This One’s a Bleeder

To continue my metaphor of narrative surgery, I’ve been working on the edit a good bit the past couple nights, with a few thousand words added in and a lot of trimming and tweaking in the neighboring scenes. But I hit my first really rough patch, and the patient nearly bled out while I watched.

See, there was this one really good scene leading into another really good scene, and the problem with the two was (is) that there’s a character present in the one who I forgot about when I wrote the other. Upon reflection and review, it makes perfect sense for said character not to be present in scene 2, though I rather like her contributions to scene 1. So, one way or another, the appendix must be removed and I have to explain how I removed it. Her. Gah, metaphors.

So I spent my editing time tonight writing a brief intermediary scene wherein the protagonist clumsily gets rid of her. And man… I just think it’s crap. I mean, it does what it needs to do (patching the continuity hole of having her magically disappear from one scene to the next) but it feels so obvious and heavy-handed in the narrative sense of I just needed to get rid of this character that I fear it will break continuity anyway.

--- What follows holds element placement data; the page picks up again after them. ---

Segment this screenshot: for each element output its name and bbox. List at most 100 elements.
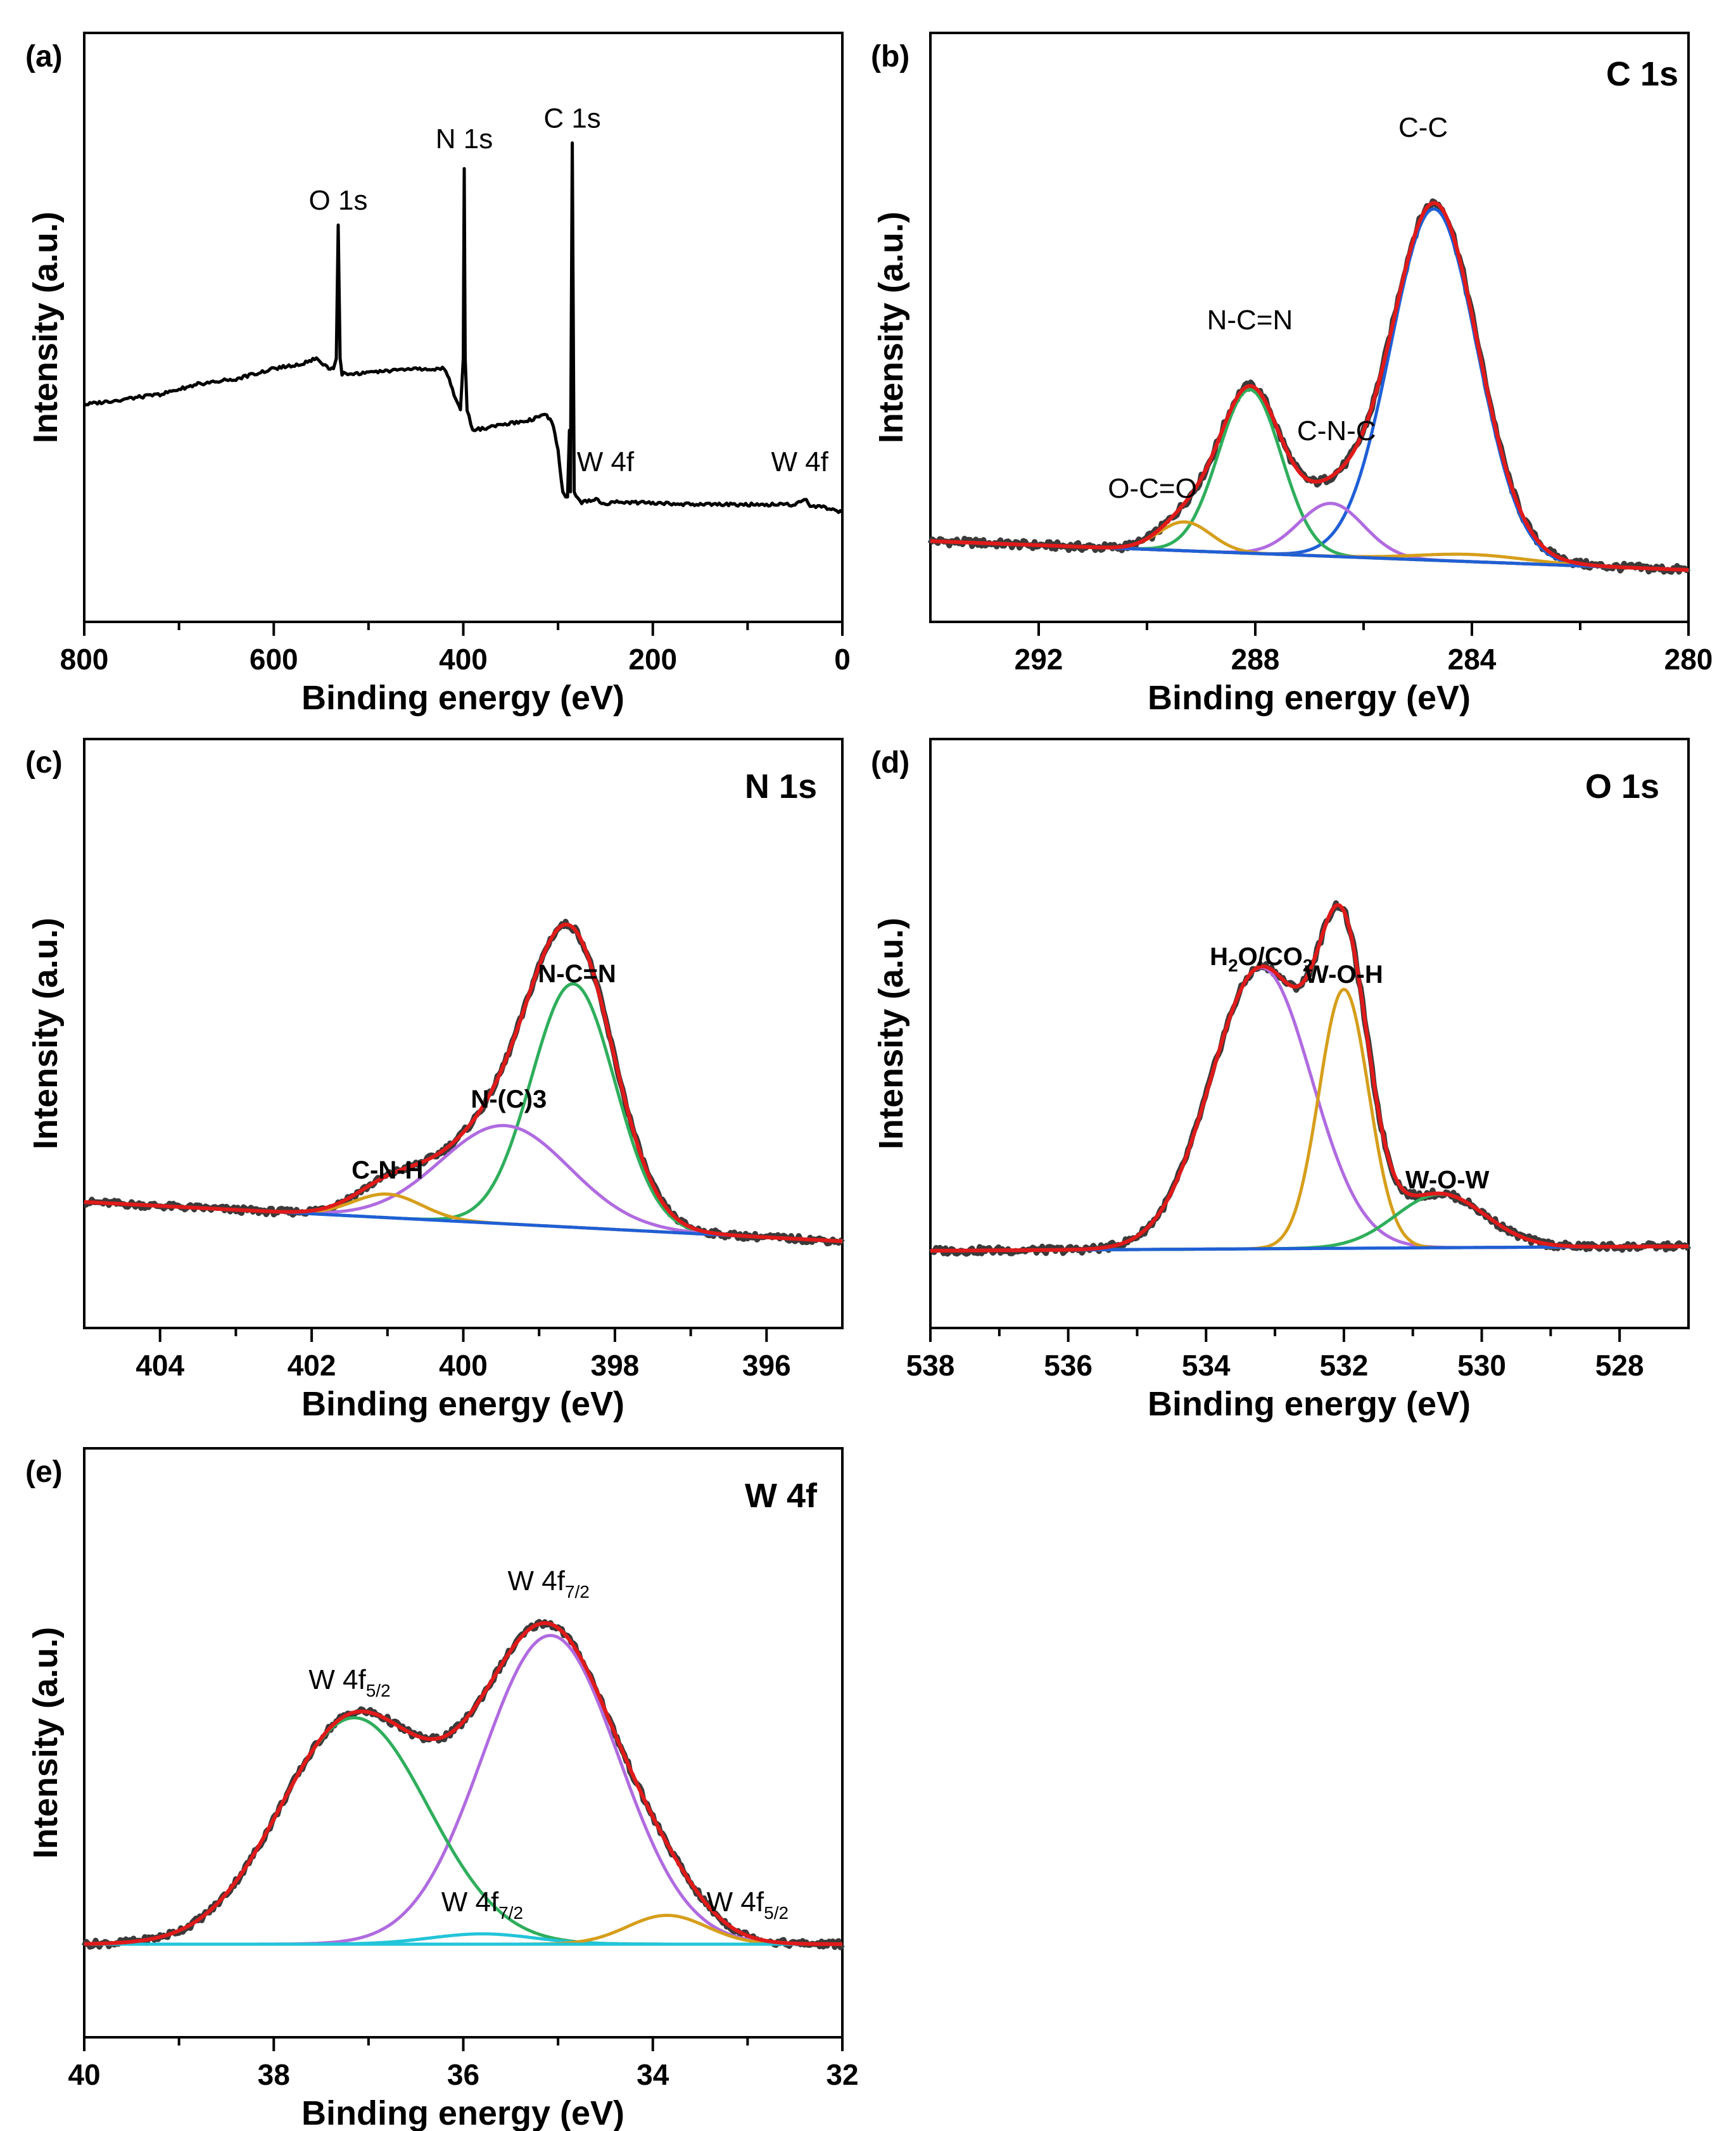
panel-e-annotations: W 4f7/2 W 4f5/2 W 4f7/2 W 4f5/2 [308,1565,789,1923]
annotation-label: N-C=N [1207,305,1293,336]
annotation-label: W 4f7/2 [507,1565,589,1602]
panel-e-label: (e) [25,1455,63,1489]
x-tick-label: 800 [60,643,109,676]
annotation-label: C-N-H [352,1156,423,1184]
panel-e-w4f: (e) W 4f 40 38 36 34 32 W 4f7/2W 4f5/2W 4f7/… [25,1447,859,2131]
annotation-label: O-C=O [1108,473,1197,504]
annotation-label: W-O-W [1405,1166,1490,1194]
panel-b-frame [929,32,1690,623]
panel-d-o1s: (d) O 1s 538 536 534 532 530 528 H2O/CO2W-O-H… [871,738,1691,1423]
x-tick-label: 40 [68,2058,100,2091]
annotation-label: W 4f5/2 [308,1664,390,1700]
panel-e-xlabel: Binding energy (eV) [301,2094,624,2131]
annotation-label: H2O/CO2 [1210,943,1312,975]
panel-b-ticks: 292 288 284 280 [1015,622,1713,676]
panel-d-ticks: 538 536 534 532 530 528 [906,1328,1644,1382]
x-tick-label: 32 [826,2058,858,2091]
series-w-o-w [930,1192,1689,1253]
panel-d-frame [929,738,1690,1329]
x-tick-label: 200 [628,643,677,676]
annotation-label: O 1s [309,185,368,216]
annotation-label: N-C=N [538,960,616,988]
panel-b-annotations: C-C N-C=N C-N-C O-C=O [1108,112,1448,504]
x-tick-label: 0 [834,643,851,676]
panel-a-series [84,141,844,514]
x-tick-label: 532 [1320,1349,1369,1382]
series-envelope [930,201,1689,572]
panel-a-ylabel: Intensity (a.u.) [27,212,65,443]
annotation-label: W 4f7/2 [441,1887,523,1923]
panel-c-title: N 1s [745,768,817,806]
x-tick-label: 402 [288,1349,336,1382]
x-tick-label: 528 [1595,1349,1644,1382]
panel-c-series [83,918,845,1247]
x-tick-label: 396 [742,1349,791,1382]
x-tick-label: 534 [1182,1349,1231,1382]
panel-a-annotations: O 1s N 1s C 1s W 4f W 4f [309,103,829,478]
annotation-label: N 1s [436,123,493,155]
panel-e-title: W 4f [745,1477,818,1515]
panel-c-annotations: N-C=N N-(C)3 C-N-H [352,960,616,1184]
panel-b-label: (b) [871,40,909,73]
annotation-label: C 1s [543,103,600,134]
annotation-label: C-C [1398,112,1448,143]
panel-a-label: (a) [25,40,63,73]
x-tick-label: 34 [637,2058,669,2091]
x-tick-label: 288 [1231,643,1280,676]
panel-e-ylabel: Intensity (a.u.) [27,1627,65,1859]
annotation-label: N-(C)3 [471,1085,547,1113]
x-tick-label: 400 [439,643,488,676]
x-tick-label: 400 [439,1349,488,1382]
panel-d-title: O 1s [1585,768,1659,806]
panel-b-c1s: (b) C 1s 292 288 284 280 C-C N-C=N C-N-C O-C=O… [871,32,1713,717]
x-tick-label: 284 [1448,643,1497,676]
panel-c-label: (c) [25,746,63,780]
annotation-label: W 4f5/2 [707,1887,789,1923]
series-raw-data [927,198,1691,575]
x-tick-label: 536 [1044,1349,1093,1382]
x-tick-label: 36 [447,2058,479,2091]
panel-b-series [927,198,1691,575]
x-tick-label: 280 [1664,643,1713,676]
panel-e-frame [83,1447,844,2039]
series-n-c-3 [84,1123,843,1243]
x-tick-label: 538 [906,1349,955,1382]
panel-d-ylabel: Intensity (a.u.) [872,918,910,1149]
panel-d-series [928,900,1691,1257]
annotation-label: W 4f [771,446,828,477]
x-tick-label: 600 [250,643,298,676]
panel-b-xlabel: Binding energy (eV) [1148,679,1471,717]
x-tick-label: 530 [1457,1349,1506,1382]
series-c-c [930,207,1689,572]
series-raw-data [83,918,845,1247]
panel-b-ylabel: Intensity (a.u.) [872,212,910,443]
annotation-label: W-O-H [1305,961,1383,989]
panel-d-xlabel: Binding energy (eV) [1148,1385,1471,1423]
x-tick-label: 398 [591,1349,640,1382]
series-envelope [84,922,843,1243]
panel-a-xlabel: Binding energy (eV) [301,679,624,717]
series-h2o-co2 [930,966,1689,1253]
panel-d-label: (d) [871,746,909,780]
x-tick-label: 38 [258,2058,290,2091]
annotation-label: W 4f [577,446,635,477]
x-tick-label: 404 [136,1349,184,1382]
panel-e-ticks: 40 38 36 34 32 [68,2037,859,2091]
panel-c-frame [83,738,844,1329]
panel-a-ticks: 800 600 400 200 0 [60,622,851,676]
panel-c-ylabel: Intensity (a.u.) [27,918,65,1149]
series-survey [84,141,844,514]
panel-e-series [81,1619,845,1951]
panel-c-ticks: 404 402 400 398 396 [136,1328,791,1382]
panel-b-title: C 1s [1606,55,1678,93]
panel-a-survey: (a) 800 600 400 200 0 O 1s N 1s C 1s W 4f W 4f B… [25,32,851,717]
annotation-label: C-N-C [1297,415,1376,446]
x-tick-label: 292 [1015,643,1063,676]
series-w-o-h [930,987,1688,1253]
series-envelope [84,1621,842,1946]
series-envelope [930,903,1689,1253]
panel-c-xlabel: Binding energy (eV) [301,1385,624,1423]
panel-c-n1s: (c) N 1s 404 402 400 398 396 N-C=N N-(C)3 C-N-… [25,738,845,1423]
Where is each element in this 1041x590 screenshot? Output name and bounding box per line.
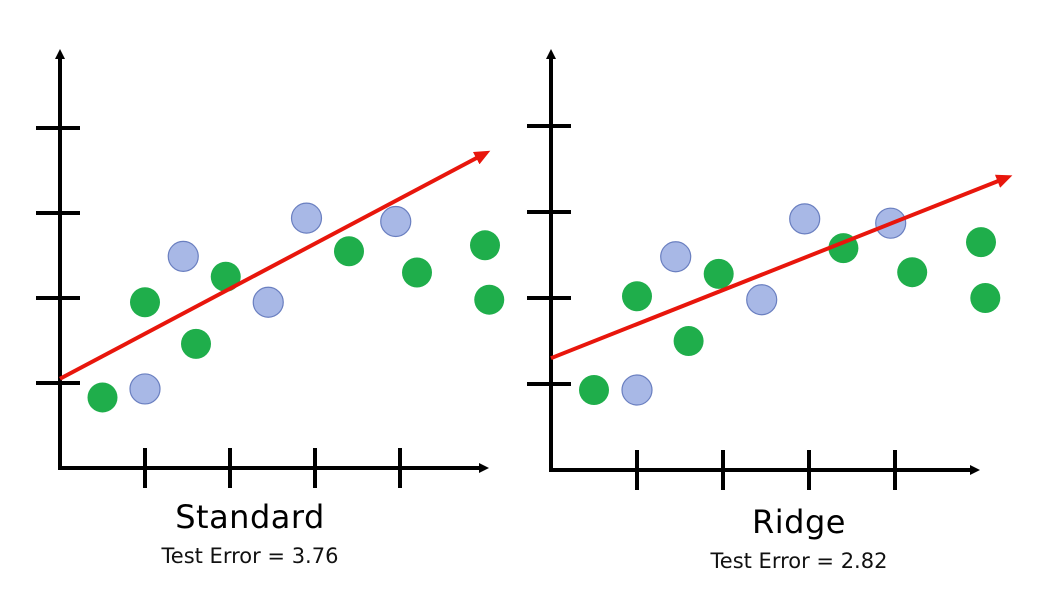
- data-point-green: [474, 284, 505, 315]
- data-point-green: [87, 382, 118, 413]
- data-point-blue: [746, 284, 778, 316]
- panel-standard: Standard Test Error = 3.76: [0, 0, 520, 590]
- data-point-blue: [660, 241, 692, 273]
- panel-ridge: Ridge Test Error = 2.82: [521, 0, 1041, 590]
- data-point-blue: [621, 374, 653, 406]
- data-point-green: [673, 326, 704, 356]
- data-point-green: [470, 230, 500, 261]
- data-point-green: [966, 227, 996, 258]
- data-point-green: [897, 257, 928, 288]
- data-point-green: [622, 281, 652, 312]
- data-point-green: [181, 328, 211, 359]
- chart-title-standard: Standard: [175, 498, 325, 536]
- data-point-green: [210, 261, 241, 292]
- data-point-blue: [290, 202, 323, 234]
- data-point-green: [402, 257, 432, 288]
- chart-standard: [36, 49, 505, 488]
- data-point-blue: [167, 240, 199, 272]
- data-point-blue: [129, 373, 161, 405]
- data-point-blue: [252, 286, 284, 318]
- data-point-green: [579, 375, 609, 406]
- data-point-green: [970, 283, 1001, 313]
- data-point-green: [703, 258, 734, 289]
- fit-line: [550, 174, 1013, 361]
- chart-title-ridge: Ridge: [752, 503, 846, 541]
- data-point-green: [334, 236, 364, 267]
- fit-line: [59, 150, 491, 381]
- test-error-standard: Test Error = 3.76: [161, 544, 339, 568]
- test-error-ridge: Test Error = 2.82: [710, 549, 888, 573]
- chart-ridge: [527, 49, 1013, 490]
- data-point-blue: [789, 203, 821, 235]
- data-point-blue: [380, 205, 412, 238]
- data-point-green: [130, 287, 160, 318]
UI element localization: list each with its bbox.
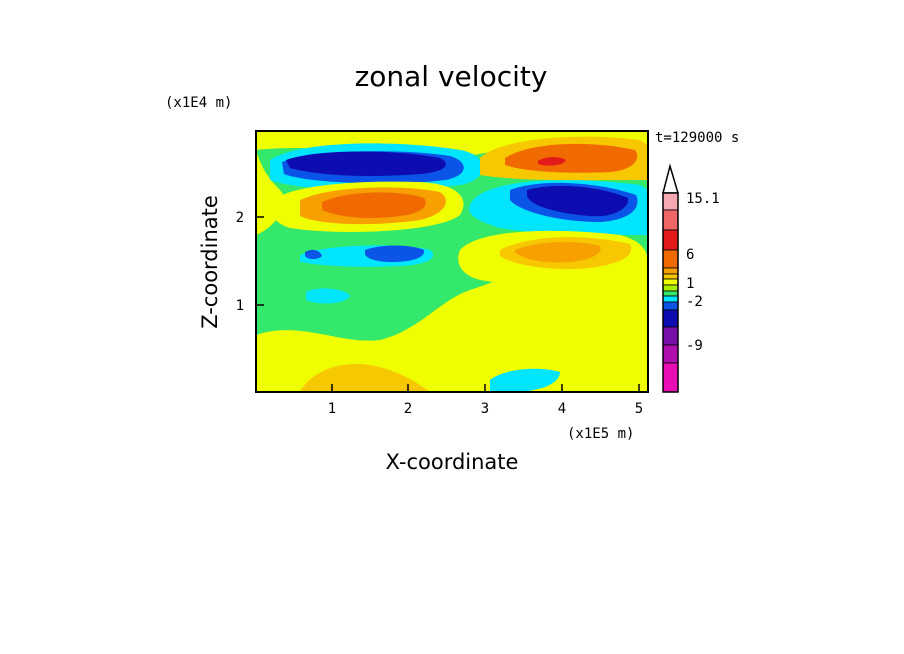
colorbar-segment-15 <box>662 192 679 211</box>
field-orange-mid-left <box>322 192 426 218</box>
y-tick-label-2: 2 <box>236 210 244 226</box>
chart-title: zonal velocity <box>355 60 548 93</box>
x-tick-label-2: 2 <box>404 401 412 417</box>
colorbar-label-2: 6 <box>686 247 694 263</box>
field-red-upper-right <box>538 157 566 166</box>
colorbar-segment-9 <box>662 278 679 286</box>
colorbar-frame <box>662 192 679 393</box>
x-tick-label-5: 5 <box>635 401 643 417</box>
colorbar-arrow <box>662 163 680 194</box>
plot-frame <box>255 130 649 393</box>
x-ticks: 1 2 3 4 5 <box>328 384 643 417</box>
colorbar-segment-4 <box>662 309 679 328</box>
time-label: t=129000 s <box>655 130 739 146</box>
colorbar-segment-7 <box>662 290 679 297</box>
colorbar-segment-5 <box>662 301 679 311</box>
x-axis-label: X-coordinate <box>386 450 519 474</box>
field-cyan-low-left <box>306 288 350 304</box>
field-orange-mid-right <box>515 241 601 263</box>
y-scale-label: (x1E4 m) <box>165 95 232 111</box>
field-yellow-lower <box>256 255 648 392</box>
field-orange-upper-right <box>505 143 638 173</box>
field-blue-mid-left <box>365 245 425 262</box>
colorbar-segment-11 <box>662 267 679 275</box>
colorbar-segment-13 <box>662 229 679 251</box>
colorbar-segment-6 <box>662 295 679 303</box>
colorbar-segment-3 <box>662 326 679 346</box>
x-scale-label: (x1E5 m) <box>567 426 634 442</box>
colorbar-segment-2 <box>662 344 679 364</box>
field-navy-upper-left <box>286 151 446 176</box>
colorbar: 15.1 6 1 -2 -9 <box>662 163 720 393</box>
colorbar-segment-14 <box>662 209 679 231</box>
colorbar-segment-8 <box>662 284 679 292</box>
x-tick-label-1: 1 <box>328 401 336 417</box>
heatmap-field <box>256 131 648 392</box>
colorbar-label-3: 1 <box>686 276 694 292</box>
colorbar-segment-10 <box>662 273 679 280</box>
field-blue-mid-left-2 <box>305 249 322 259</box>
colorbar-label-4: -2 <box>686 294 703 310</box>
field-yellow-top <box>256 131 648 159</box>
field-navy-right <box>527 185 629 217</box>
y-ticks: 1 2 <box>236 210 264 314</box>
x-tick-label-4: 4 <box>558 401 566 417</box>
colorbar-label-5: -9 <box>686 338 703 354</box>
field-cyan-low-right <box>490 368 560 392</box>
colorbar-label-1: 15.1 <box>686 191 720 207</box>
y-axis-label: Z-coordinate <box>198 195 222 329</box>
x-tick-label-3: 3 <box>481 401 489 417</box>
colorbar-segment-1 <box>662 362 679 393</box>
y-tick-label-1: 1 <box>236 298 244 314</box>
colorbar-segment-12 <box>662 249 679 269</box>
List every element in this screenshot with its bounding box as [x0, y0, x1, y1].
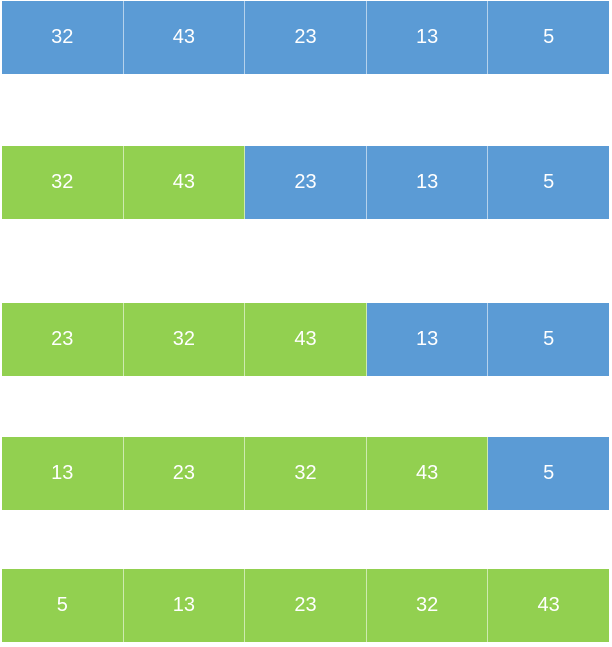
array-cell: 43 — [488, 569, 609, 642]
array-cell: 5 — [2, 569, 124, 642]
array-cell: 13 — [2, 437, 124, 510]
array-cell: 5 — [488, 303, 609, 376]
array-cell: 23 — [245, 569, 367, 642]
array-cell: 32 — [2, 146, 124, 219]
array-row-step-3: 23 32 43 13 5 — [2, 303, 609, 376]
array-cell: 23 — [245, 146, 367, 219]
array-cell: 43 — [245, 303, 367, 376]
array-cell: 13 — [123, 569, 246, 642]
array-cell: 13 — [366, 303, 489, 376]
array-row-step-4: 13 23 32 43 5 — [2, 437, 609, 510]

Thus, the new scene, created to bridge a gap between two existing scenes and resolve another item precariously perched on the Editing Pile of Stuff now becomes its very own item on the Pile.

I’m tempering my all-consuming self-abuse and the growing screams of the Howler Monkey of Doubt with the knowledge that it’s okay if it’s not perfect at this stage; it can always be polished and refined in later edits. The important thing for now is to make sure that all the musculature is in place and functioning properly; the skin grafts and, you know, general make-it-look-a-little-less-Frankenstein’s-monster-ish-ness can come later.

But man, that’s one raggedy-looking patch job. Almost like I had a grizzled, musclebound soldier on my table with a horrifically injured arm, and I replaced it with a prosthetic molded from a five-year-old girl. Sure, they’re the same parts, but they damn sure don’t match.

Ugh. Have I mentioned that editing sucks so very much worse than drafting?